Joint Parameter and State Estimation of Noisy Discrete-Time Nonlinear Systems: A Supervisory Multi-Observer Approach

TL;DR

This paper introduces two supervisory multi-observer schemes for jointly estimating parameters and states of noisy discrete-time nonlinear systems, ensuring finite-time convergence within a user-defined margin.

Contribution

It proposes novel sampling-based observer schemes that guarantee finite-time convergence and adaptive zoom-ins for parameter estimation in nonlinear systems.

Findings

Finite-time convergence within a specified margin

Adaptive zoom-in improves estimation accuracy

Numerical example validates effectiveness

Abstract

This paper presents two schemes to jointly estimate parameters and states of discrete-time nonlinear systems in the presence of bounded disturbances and noise and where the parameters belong to a known compact set.

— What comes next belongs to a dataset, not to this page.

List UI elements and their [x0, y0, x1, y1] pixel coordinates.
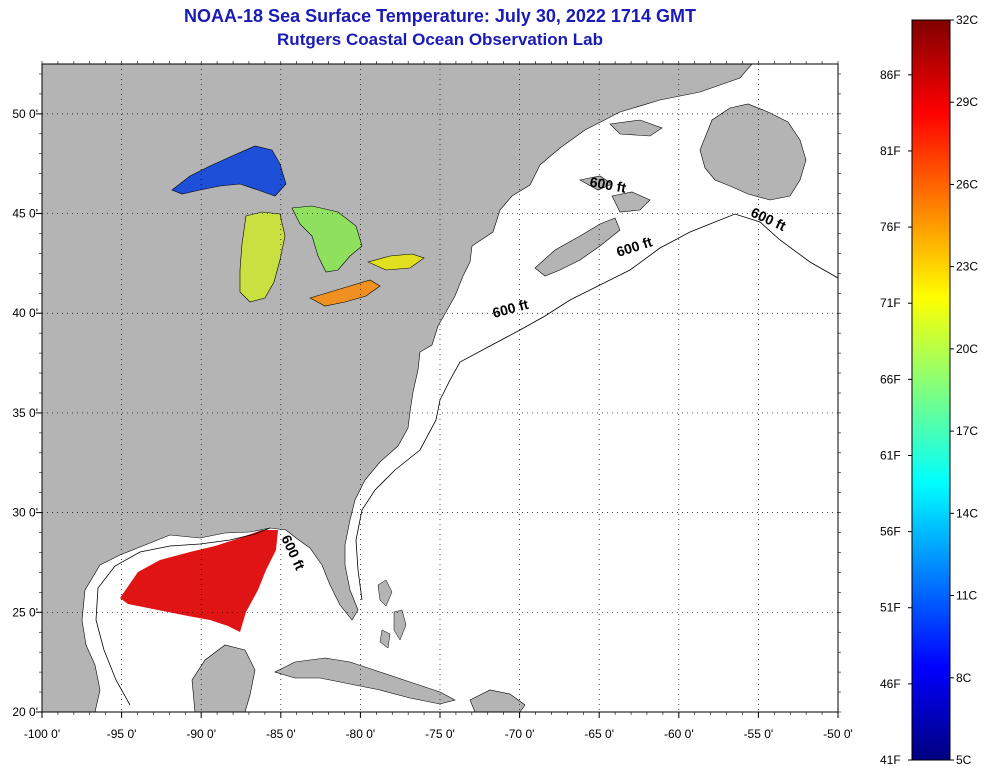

The schemes are based on sampling the parameter space and designing a state observer for each sample. A supervisor selects one of these observers at each time instant to produce the parameter and state estimates. In the first scheme, the parameter and state estimates are guaranteed to converge within a certain margin of their true values in finite time, assuming that a sufficiently large number of observers is used and a persistence of excitation condition is satisfied in addition to other observer design conditions. This convergence margin is constituted by a part that can be chosen arbitrarily small by the user and a part determined by the noise levels. The second scheme exploits the convergence properties of the parameter estimate to perform subsequent zoom-ins on the parameter subspace to achieve stricter margins for a given number of observers. The strengths of both schemes are demonstrated using a numerical example.